Qualche mese fa, un rapporto come questo avrebbe fatto impennare (e ha effettivamente fatto) le azioni di Microsoft. Ma mercoledì ha avuto l’effetto opposto e il titolo è sceso del 7%.
Mentre le preoccupazioni per una bolla dell’intelligenza artificiale ribollono, il mercato è più disperato che mai nel vedere rendimenti tangibili in termini di entrate che possano riaccendere la fiducia nelle grandi promesse finanziarie della tecnologia, piuttosto che semplicemente in un altro enorme impegno di spesa.
Ma la spesa report di Microsoft ha rallentato la crescita del cloud.
I ricavi derivanti dai servizi cloud di Microsoft sono cresciuti del 39% in questo trimestre, in calo rispetto alla crescita del 40% del primo trimestre.
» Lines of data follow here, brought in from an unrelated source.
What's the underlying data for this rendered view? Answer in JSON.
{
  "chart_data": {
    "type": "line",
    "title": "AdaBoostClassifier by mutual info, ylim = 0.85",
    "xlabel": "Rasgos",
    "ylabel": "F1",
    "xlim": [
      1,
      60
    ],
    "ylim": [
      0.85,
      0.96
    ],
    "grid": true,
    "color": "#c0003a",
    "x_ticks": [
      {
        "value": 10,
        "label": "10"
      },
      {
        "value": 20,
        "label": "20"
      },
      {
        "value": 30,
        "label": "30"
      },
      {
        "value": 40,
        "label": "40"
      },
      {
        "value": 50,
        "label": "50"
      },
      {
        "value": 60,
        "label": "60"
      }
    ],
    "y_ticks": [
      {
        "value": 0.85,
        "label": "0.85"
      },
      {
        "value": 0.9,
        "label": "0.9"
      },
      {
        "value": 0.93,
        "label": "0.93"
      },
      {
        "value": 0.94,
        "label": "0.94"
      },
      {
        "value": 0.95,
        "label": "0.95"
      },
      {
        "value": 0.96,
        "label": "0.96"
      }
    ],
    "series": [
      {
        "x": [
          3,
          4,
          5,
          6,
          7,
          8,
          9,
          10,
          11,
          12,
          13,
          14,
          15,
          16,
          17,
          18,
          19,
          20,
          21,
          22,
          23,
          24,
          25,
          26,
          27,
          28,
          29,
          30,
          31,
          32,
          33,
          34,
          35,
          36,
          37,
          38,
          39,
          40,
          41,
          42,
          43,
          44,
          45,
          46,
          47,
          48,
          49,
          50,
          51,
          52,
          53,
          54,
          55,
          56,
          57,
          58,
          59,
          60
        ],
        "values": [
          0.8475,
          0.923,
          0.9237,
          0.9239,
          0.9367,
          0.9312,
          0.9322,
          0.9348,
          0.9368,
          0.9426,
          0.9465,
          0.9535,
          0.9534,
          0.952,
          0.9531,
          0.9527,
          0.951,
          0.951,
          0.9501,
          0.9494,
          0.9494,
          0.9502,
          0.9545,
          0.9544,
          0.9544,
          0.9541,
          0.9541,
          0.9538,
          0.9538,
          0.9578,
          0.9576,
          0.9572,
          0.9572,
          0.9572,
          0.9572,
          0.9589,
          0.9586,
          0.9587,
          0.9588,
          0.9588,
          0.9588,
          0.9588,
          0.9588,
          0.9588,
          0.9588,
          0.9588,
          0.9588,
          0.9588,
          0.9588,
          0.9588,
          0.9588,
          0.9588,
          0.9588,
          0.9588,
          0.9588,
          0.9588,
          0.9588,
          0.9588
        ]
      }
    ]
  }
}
Durante la chiamata con gli investitori, il CFO di Microsoft Amy Hood ha attribuito questa discrepanza tra le spese in conto capitale e la crescita del cloud, almeno in parte, all’allocazione di GPU e capacità cloud da parte di Microsoft anche ai staff interni. La domanda di cloud da parte dei clienti sta ancora superando l’offerta, ha affermato Hood.
Ma anche se il rallentamento della crescita del cloud può essere spiegato, ciò che ha messo in ansia gli investitori è stata la dipendenza di Microsoft dal colosso dell’intelligenza artificiale OpenAI. Il 45% dei rimanenti impegni cloud di Microsoft provengono esclusivamente da OpenAI.
Sebbene OpenAI fosse la soluzione miracolosa per la finanza, cresce l’incertezza sul percorso intrapreso dalla startup redditività e i rischi associati alla sua capacità di pagare per accordi ambiziosi e imponenti hanno fatto sì che alcuni iniziassero a considerare qualsiasi dipendenza dall’intelligenza artificiale come un potenziale onere.
OpenAI ha firmato trilioni di dollari di affari lo scorso anno, nonostante il suo fatturato annuo di 20 miliardi di dollari. Ultimamente, il mercato ha iniziato a mettere in discussione questi impegni eccessivi, a causa delle preoccupazioni per una potenziale bolla di intelligenza artificiale.
Se continua a volerci troppo tempo prima che gli investimenti nell’intelligenza artificiale inizino a tradursi in guadagni effettivi o se in qualche modo si scopre che OpenAI non può pagare per i suoi impegni di accumulo, ciò potrebbe portare a una brusca correzione del mercato e creare problemi per l’economia statunitense, che sembra attualmente frenata dagli investimenti nell’intelligenza artificiale.